Quand le Shadow AI tourne à plein régime dans vos collectivités
68 % des salariés français utiliseraient l'IA en le dissimulant à leur hiérarchie. Aux dernières Rencontres de la com numérique de Cap’Com, 84 % des présents ont déclaré l'utiliser à titre professionnel. Pendant que l’administration s’interroge encore sur quelles orientations adopter, Marie de l'accueil rédige déjà ses réponses aux usagers avec ChatGPT sur son téléphone. Bienvenue dans l'ère du Shadow AI, où la transformation des pratiques monte par les escaliers de service pendant que la stratégie prend l'ascenseur en s’arrêtant à tous les étages.
Par Marc Cervennansky, responsable du centre web et réseaux sociaux de Bordeaux Métropole.

Quand la base dépasse le sommet
J'observe un phénomène fascinant dans nos collectivités : le Shadow AI tourne à plein régime. Les agents testent, expérimentent, s'approprient ces outils sans attendre les directives d'en haut. Ils automatisent leurs comptes-rendus, reformulent leurs articles, génèrent des idées pour leurs projets. À Bordeaux Métropole, la DSI a pu mesurer un usage quotidien significatif de ChatGPT, sans qu’aujourd’hui son usage soit encouragé ou interdit.
Dans de nombreuses collectivités, la hiérarchie attend encore que « la doctrine soit posée » ou que « la stratégie soit définie ». Sauf que l'usage, lui, n'attend pas. Il se développe, se répand, crée des habitudes – bonnes ou mauvaises.
Pourquoi cette situation ?
Les collectivités ont raison de prendre leur temps face à l'IA. Les enjeux sont énormes : secteur fragile et mouvant, questions de sécurité non résolues, risques d'inégalités entre agents, coût d'investissement et impact écologique, doute sur le réel bénéfice pour le service public... Autant de bonnes raisons de ne pas foncer tête baissée.
Mais quel est le risque ? Que les habitudes se prennent sans cadre. Avec des retours de bâton quand la stratégie officielle sera enfin posée, et des réactions négatives d'agents déjà aguerris qui ne pourront plus faire ce qu'ils veulent, sur les outils qu'ils ont choisis.
Les risques du laisser-faire
Car rappelons-le : ChatGPT & co sont des outils certes puissants, mais surtout erratiques nécessitant un encadrement humain. C'est comme un jeune stagiaire un peu foufou, très enthousiaste, qu'il faut constamment guider et remettre sur les bons rails.
Sans encadrement, les risques sont réels :
- sécurité vis-à-vis de données sensibles ;
- désinformation involontaire ;
- inégalités de traitement entre agents de la collectivité et usagers ;
- perte de contrôle sur la qualité des réponses.
Comment gérer cette transition ?
Il convient donc d'avancer avec mesure, réflexion, hauteur... mais vite !
Alors que certains se sont lancés la tête la première dans l’IA avec par exemple le maire de la ville d’Arcachon qui a offert un abonnement payant à ChatGPT à tous ses habitants, d’autres ont d’ores et déjà mis en place des chartes d’usages : la région Occitanie, Montpellier, Nantes, Paris-Saclay… et Bordeaux Métropole qui fera bientôt voter par ses élus sa doctrine de l’IA.
Voici quelques pistes que j’ai observées chez les collectivités les plus matures.
- Créer de petites task forces : un petit groupe d'agents issus de différentes directions qui testent, identifient les risques, créent des process et transmettent.

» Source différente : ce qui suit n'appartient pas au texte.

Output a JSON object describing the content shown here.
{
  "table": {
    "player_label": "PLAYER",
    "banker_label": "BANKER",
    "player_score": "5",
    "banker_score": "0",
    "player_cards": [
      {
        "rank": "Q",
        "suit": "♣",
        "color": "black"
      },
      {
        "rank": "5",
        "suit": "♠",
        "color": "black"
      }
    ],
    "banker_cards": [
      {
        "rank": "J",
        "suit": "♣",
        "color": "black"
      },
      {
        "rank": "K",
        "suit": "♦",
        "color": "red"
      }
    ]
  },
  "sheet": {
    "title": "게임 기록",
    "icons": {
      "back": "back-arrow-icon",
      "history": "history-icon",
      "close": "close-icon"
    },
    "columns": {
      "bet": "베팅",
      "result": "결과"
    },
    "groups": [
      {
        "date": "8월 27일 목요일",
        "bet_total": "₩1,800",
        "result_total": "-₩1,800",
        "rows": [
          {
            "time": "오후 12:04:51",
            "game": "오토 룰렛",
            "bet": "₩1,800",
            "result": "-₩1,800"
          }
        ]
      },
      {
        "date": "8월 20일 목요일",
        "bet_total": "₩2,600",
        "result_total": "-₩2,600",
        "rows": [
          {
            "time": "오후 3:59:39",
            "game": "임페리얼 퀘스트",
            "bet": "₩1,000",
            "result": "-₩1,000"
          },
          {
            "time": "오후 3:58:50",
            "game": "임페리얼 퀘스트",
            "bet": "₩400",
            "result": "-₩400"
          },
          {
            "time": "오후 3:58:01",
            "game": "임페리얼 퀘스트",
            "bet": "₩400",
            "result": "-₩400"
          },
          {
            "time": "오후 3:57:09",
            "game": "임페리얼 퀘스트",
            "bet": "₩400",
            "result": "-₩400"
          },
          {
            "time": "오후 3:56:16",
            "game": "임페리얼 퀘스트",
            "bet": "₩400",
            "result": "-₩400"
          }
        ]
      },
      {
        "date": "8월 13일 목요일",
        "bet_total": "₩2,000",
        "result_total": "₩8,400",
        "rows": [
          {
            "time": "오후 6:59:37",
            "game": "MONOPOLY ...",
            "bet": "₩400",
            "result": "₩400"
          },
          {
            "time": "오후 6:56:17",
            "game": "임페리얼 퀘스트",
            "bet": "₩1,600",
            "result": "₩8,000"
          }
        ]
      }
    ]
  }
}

- Éviter les investissements massifs : l'IA générative n'est pas un logiciel qu'on implémente, mais un outil encore volatil. Faites des expériences délimitées.
- Garder l'humain dans la boucle : résistez à la tentation de l'automatisation totale et magique.
- Former avant d'équiper : démystifiez l'IA générative avant d'apprendre à l'utiliser.
- Commencer par se concentrer sur l'analyse de données textuelles, facilement vérifiables et contrôlables : support aux usagers, création de contenus, génération d'idées.
L'urgence de la réflexion
La question n'est donc plus de savoir si les agents du service public doivent utiliser l'IA – ils le font déjà. La question est : « Et en vrai, on en fait quoi au quotidien et avec quel bénéfice réel ? » Comment accompagner cette appropriation plutôt que de la subir ?
Et si vous ne l’avez pas encore consultée : allez jeter un œil sur la boussole de l’IA, concoctée en grande partie par Pierre Bergmiller, Estelle Dumout, votre serviteur, avec le soutien de l'Observatoire de la com publique numérique et de Cap’Com.
Boussole dont les contenus ont été débattus aux dernières Rencontres nationales de la communication numérique de Rennes et qui le seront encore au prochain Forum Cap’Com d’Angers.
Visuel créé en partie avec l’assistance de Google Gemini.